2つの作品の境界となるのは、遺族側と石巻市教委との話し合いが膠着しているのを「放置できない」とみた文科省が事実検証準備のために「四者円卓会議」を設置した時期と一致します。「四者」とは遺族、石巻市教委、宮城県教委、そして文科省。方針に沿って設置された「事故検証委員会」の立ち上げから具体的な検証内容、中間報告から最終的な結論に至るまでの各当事者たちのやりとり、経過を著者は文字通り「微に入り細にわたり」文字に記録していきます。

1年間にわたる検証委員会の具体的な内容は本書の他、元原稿となった「ダイアモンドオンライン」の池上氏の連載「大津波の惨事~大川小学校~揺らぐ”真実”」を是非追って頂きたいと思います。もちろん私はその内容の真偽や是非についてコメントする情報も知識もありませんが、「継続的に事の推移を追ってきて、そして実際にその場に居た人だけが表現できる」迫力に満ちた著者のペンさばきに圧倒される自分に気付きます。そこに「真実を明らかにし世に出したい」というジャーナリストとしての性(さが)、使命感があふれているからでしょう。

「警報が鳴り響く、寒い校庭で、じっとしゃがんでいた子供たちに、もっともっと目をこらしてほしかった。せめて、不十分な検証結果であると明記してほしいと思います。これだけの大雪は、溶けた後も記憶に残るでしょう。これだけの事故なのに、真実は記録されないまま、消えてしまうのでしょうか。悲しみだけが降り積もります」

昨年11月に立ち上げられた「小さな命の意味を考える会」の代表を務める佐藤敏郎氏は、2月の大雪の降った日のブログにこう書き残したといいます。行き場のない遺族の心情が、裁判という形に向かったのは想像に難くありません。
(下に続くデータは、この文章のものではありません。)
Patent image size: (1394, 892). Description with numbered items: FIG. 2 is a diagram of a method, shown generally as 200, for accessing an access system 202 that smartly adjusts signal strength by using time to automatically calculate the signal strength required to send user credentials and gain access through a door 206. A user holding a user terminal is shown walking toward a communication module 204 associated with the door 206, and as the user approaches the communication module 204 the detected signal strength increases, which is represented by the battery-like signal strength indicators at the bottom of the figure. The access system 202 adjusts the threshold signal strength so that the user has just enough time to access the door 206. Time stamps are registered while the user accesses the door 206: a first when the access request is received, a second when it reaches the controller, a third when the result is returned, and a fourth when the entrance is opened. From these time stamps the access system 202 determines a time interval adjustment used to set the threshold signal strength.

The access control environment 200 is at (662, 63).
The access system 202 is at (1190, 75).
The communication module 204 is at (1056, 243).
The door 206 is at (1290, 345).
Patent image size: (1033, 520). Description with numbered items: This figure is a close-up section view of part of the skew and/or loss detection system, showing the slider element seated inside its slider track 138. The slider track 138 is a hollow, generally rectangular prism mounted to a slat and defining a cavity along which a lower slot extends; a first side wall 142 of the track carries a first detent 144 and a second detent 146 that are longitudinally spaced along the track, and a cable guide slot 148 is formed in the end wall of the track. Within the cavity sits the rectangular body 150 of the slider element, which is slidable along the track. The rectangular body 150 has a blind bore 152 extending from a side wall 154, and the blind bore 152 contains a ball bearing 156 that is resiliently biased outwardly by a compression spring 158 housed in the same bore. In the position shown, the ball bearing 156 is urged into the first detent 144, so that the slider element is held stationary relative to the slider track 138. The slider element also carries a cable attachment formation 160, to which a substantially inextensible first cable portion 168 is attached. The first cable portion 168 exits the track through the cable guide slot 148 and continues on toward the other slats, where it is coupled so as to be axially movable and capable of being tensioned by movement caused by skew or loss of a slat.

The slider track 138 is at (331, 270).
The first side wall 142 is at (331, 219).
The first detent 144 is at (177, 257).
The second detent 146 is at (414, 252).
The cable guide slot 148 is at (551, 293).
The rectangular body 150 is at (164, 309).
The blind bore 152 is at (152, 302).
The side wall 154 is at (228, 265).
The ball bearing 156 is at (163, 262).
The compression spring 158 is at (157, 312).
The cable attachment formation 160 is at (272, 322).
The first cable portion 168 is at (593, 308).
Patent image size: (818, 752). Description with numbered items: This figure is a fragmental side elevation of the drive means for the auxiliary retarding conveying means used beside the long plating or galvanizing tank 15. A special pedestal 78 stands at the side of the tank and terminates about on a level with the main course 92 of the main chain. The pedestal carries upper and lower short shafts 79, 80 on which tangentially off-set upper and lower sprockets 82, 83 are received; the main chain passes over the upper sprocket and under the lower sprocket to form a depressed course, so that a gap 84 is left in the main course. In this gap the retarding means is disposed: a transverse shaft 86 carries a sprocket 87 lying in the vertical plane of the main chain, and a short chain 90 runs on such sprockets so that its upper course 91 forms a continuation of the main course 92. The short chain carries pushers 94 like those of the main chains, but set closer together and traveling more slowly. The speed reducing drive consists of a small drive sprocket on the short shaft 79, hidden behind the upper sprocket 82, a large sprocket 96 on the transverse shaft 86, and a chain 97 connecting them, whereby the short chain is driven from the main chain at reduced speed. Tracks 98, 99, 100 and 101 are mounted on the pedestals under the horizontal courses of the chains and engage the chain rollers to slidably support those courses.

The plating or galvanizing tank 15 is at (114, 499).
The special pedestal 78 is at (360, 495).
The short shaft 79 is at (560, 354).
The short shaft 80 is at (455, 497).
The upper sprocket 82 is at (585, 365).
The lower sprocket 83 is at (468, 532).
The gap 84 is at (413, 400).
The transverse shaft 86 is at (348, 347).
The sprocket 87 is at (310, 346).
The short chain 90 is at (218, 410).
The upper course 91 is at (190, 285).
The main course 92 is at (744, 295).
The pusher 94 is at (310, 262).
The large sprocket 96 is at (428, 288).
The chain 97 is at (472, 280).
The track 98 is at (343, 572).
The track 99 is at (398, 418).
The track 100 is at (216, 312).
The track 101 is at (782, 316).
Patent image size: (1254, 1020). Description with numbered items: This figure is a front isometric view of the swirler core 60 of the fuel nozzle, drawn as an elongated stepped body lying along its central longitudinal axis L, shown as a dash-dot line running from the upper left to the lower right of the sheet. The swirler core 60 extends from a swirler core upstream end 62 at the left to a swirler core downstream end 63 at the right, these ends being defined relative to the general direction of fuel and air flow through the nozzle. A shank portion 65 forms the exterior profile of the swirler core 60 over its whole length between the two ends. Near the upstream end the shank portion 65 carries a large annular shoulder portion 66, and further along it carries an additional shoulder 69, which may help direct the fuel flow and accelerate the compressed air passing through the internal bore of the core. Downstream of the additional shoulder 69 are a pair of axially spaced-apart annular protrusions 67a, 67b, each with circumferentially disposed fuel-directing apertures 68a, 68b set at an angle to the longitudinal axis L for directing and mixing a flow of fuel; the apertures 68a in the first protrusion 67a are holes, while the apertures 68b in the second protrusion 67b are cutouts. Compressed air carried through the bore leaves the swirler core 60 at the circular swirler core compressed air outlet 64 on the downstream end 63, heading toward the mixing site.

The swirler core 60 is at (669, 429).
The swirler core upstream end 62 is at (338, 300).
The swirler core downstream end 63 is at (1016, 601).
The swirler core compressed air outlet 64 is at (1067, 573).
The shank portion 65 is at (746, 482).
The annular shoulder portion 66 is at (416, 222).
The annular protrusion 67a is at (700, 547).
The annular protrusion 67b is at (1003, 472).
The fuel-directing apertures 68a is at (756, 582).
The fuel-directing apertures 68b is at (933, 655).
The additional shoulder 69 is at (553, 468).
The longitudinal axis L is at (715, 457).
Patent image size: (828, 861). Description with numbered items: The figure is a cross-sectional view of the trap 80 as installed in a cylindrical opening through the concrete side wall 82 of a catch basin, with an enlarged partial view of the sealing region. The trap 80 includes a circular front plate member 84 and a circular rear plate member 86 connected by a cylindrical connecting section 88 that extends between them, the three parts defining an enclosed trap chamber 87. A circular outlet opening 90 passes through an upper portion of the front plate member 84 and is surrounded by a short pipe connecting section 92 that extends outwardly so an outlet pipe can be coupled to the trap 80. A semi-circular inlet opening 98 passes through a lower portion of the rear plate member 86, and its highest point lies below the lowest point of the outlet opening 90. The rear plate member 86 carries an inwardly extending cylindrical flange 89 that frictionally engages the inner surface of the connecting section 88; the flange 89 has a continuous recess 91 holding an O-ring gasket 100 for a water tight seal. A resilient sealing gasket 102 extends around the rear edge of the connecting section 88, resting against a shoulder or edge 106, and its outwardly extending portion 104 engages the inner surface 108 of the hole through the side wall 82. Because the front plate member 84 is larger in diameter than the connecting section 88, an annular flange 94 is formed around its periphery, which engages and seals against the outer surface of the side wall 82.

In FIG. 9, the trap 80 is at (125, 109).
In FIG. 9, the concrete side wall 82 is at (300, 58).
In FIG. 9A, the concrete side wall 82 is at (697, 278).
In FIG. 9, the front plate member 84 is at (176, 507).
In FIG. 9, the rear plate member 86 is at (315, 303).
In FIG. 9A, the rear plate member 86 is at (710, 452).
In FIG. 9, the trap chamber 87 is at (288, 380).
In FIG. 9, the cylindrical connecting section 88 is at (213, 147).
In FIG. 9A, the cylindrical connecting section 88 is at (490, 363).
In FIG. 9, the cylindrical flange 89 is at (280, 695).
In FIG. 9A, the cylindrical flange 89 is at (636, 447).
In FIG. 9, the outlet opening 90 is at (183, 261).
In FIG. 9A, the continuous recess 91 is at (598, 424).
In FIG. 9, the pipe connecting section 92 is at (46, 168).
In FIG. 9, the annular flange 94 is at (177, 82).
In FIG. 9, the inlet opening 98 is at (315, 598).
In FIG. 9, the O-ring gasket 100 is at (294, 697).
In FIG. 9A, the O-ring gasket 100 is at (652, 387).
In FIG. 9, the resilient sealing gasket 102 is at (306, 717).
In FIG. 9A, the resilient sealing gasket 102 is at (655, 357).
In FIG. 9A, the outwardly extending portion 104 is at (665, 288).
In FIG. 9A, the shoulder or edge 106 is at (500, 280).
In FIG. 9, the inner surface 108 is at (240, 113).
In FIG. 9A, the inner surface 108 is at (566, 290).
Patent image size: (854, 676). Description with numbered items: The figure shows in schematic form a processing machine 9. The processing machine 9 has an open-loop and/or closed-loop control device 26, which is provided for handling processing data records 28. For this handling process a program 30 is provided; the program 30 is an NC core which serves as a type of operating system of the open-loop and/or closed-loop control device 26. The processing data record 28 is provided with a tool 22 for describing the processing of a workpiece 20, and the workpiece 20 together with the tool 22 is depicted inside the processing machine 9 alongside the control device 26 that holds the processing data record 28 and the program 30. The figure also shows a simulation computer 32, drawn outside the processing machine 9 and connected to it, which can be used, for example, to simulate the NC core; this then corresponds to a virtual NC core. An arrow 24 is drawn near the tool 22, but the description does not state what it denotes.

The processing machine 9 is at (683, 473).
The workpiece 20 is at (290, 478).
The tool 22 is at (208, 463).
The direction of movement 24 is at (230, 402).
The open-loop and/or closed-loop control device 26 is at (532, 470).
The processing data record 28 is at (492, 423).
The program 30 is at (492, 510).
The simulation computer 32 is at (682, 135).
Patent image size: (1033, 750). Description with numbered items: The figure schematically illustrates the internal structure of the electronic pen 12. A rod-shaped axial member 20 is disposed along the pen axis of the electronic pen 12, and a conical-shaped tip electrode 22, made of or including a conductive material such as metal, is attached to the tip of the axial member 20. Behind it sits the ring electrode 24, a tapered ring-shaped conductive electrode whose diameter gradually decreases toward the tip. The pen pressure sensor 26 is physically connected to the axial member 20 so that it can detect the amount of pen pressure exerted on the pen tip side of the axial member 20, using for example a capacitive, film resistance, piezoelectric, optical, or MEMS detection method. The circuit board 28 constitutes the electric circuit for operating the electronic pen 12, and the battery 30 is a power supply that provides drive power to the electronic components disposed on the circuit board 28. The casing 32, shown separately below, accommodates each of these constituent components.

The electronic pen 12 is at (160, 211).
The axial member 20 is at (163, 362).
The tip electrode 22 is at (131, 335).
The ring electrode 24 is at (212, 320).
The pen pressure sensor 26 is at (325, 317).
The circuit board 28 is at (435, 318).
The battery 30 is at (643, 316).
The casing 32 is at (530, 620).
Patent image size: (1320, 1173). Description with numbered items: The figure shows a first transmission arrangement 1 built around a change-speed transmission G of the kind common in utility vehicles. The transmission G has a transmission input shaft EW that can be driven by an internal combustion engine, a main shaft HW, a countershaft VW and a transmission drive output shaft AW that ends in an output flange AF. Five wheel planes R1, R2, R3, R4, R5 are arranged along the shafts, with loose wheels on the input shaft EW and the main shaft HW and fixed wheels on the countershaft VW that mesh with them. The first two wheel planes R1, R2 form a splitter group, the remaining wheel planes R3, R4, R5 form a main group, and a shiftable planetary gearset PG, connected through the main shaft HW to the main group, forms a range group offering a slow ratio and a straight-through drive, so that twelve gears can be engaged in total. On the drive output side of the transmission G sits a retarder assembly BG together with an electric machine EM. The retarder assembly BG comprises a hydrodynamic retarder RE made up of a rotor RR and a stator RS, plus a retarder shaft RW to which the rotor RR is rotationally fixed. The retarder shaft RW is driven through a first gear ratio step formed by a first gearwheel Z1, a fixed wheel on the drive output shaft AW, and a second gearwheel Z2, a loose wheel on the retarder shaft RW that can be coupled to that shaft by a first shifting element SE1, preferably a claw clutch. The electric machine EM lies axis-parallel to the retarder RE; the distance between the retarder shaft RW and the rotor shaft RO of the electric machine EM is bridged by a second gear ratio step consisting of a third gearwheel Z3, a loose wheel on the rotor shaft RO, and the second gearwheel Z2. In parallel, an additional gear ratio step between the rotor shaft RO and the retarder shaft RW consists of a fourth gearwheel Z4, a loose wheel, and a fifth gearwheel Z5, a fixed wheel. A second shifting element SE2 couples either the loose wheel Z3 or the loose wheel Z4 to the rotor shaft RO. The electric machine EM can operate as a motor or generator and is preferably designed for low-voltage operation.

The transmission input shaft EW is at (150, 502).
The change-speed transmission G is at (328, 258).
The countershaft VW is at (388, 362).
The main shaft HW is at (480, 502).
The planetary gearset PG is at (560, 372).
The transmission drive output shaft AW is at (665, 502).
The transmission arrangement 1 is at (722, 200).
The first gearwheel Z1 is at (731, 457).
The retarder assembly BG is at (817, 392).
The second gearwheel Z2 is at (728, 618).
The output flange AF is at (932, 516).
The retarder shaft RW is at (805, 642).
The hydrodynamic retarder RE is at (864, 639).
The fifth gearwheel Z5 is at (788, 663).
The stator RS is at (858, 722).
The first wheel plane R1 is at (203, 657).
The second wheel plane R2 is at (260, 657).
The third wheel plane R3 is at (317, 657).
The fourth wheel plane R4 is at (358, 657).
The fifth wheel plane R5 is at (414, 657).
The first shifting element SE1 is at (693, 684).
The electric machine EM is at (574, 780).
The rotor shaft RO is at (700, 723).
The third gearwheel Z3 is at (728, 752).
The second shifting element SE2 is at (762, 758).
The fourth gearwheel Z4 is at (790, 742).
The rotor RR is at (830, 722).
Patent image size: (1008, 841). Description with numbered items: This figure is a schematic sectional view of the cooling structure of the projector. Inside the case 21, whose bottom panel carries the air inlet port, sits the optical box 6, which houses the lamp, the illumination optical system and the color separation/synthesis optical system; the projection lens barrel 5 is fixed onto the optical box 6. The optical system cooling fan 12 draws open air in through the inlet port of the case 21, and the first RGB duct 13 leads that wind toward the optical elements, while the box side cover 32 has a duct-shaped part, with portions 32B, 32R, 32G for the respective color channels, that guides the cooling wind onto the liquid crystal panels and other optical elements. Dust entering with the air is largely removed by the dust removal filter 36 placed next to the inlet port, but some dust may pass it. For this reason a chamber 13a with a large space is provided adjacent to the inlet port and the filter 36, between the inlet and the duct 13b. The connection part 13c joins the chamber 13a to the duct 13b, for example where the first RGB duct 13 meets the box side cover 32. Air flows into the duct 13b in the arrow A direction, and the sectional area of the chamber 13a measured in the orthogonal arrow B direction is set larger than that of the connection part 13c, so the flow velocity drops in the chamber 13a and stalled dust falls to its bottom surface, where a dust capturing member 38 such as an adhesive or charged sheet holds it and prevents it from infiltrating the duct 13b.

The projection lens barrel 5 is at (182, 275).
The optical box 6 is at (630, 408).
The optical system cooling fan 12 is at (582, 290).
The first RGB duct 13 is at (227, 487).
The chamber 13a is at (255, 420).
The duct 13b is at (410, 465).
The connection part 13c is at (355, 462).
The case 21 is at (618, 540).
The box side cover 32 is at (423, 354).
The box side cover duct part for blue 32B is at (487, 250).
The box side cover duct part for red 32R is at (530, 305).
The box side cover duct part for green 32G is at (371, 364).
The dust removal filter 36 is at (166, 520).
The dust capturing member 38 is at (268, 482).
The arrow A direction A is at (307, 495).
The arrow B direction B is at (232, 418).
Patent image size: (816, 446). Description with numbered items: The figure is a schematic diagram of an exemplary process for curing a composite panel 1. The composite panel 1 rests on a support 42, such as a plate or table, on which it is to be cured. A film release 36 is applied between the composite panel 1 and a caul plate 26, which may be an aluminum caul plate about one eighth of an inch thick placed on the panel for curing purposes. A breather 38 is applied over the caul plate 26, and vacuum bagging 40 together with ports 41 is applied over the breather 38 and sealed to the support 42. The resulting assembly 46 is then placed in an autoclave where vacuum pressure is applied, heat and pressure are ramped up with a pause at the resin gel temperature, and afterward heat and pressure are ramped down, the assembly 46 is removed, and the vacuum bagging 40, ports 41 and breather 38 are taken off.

提訴した遺族にはこれからまた、長い長い戦いの日々が始まります。私たちが出来ることは事の推移に「深い関心を寄せる」こと以外にはあまり見つかりませんが、だからこそ「一人でも多くの人が高い関心を寄せ、どこまで自分自身や周囲の問題として捉えられるか」が質の高い検証を生み、惨事を繰り返さないための原動力になると信じます。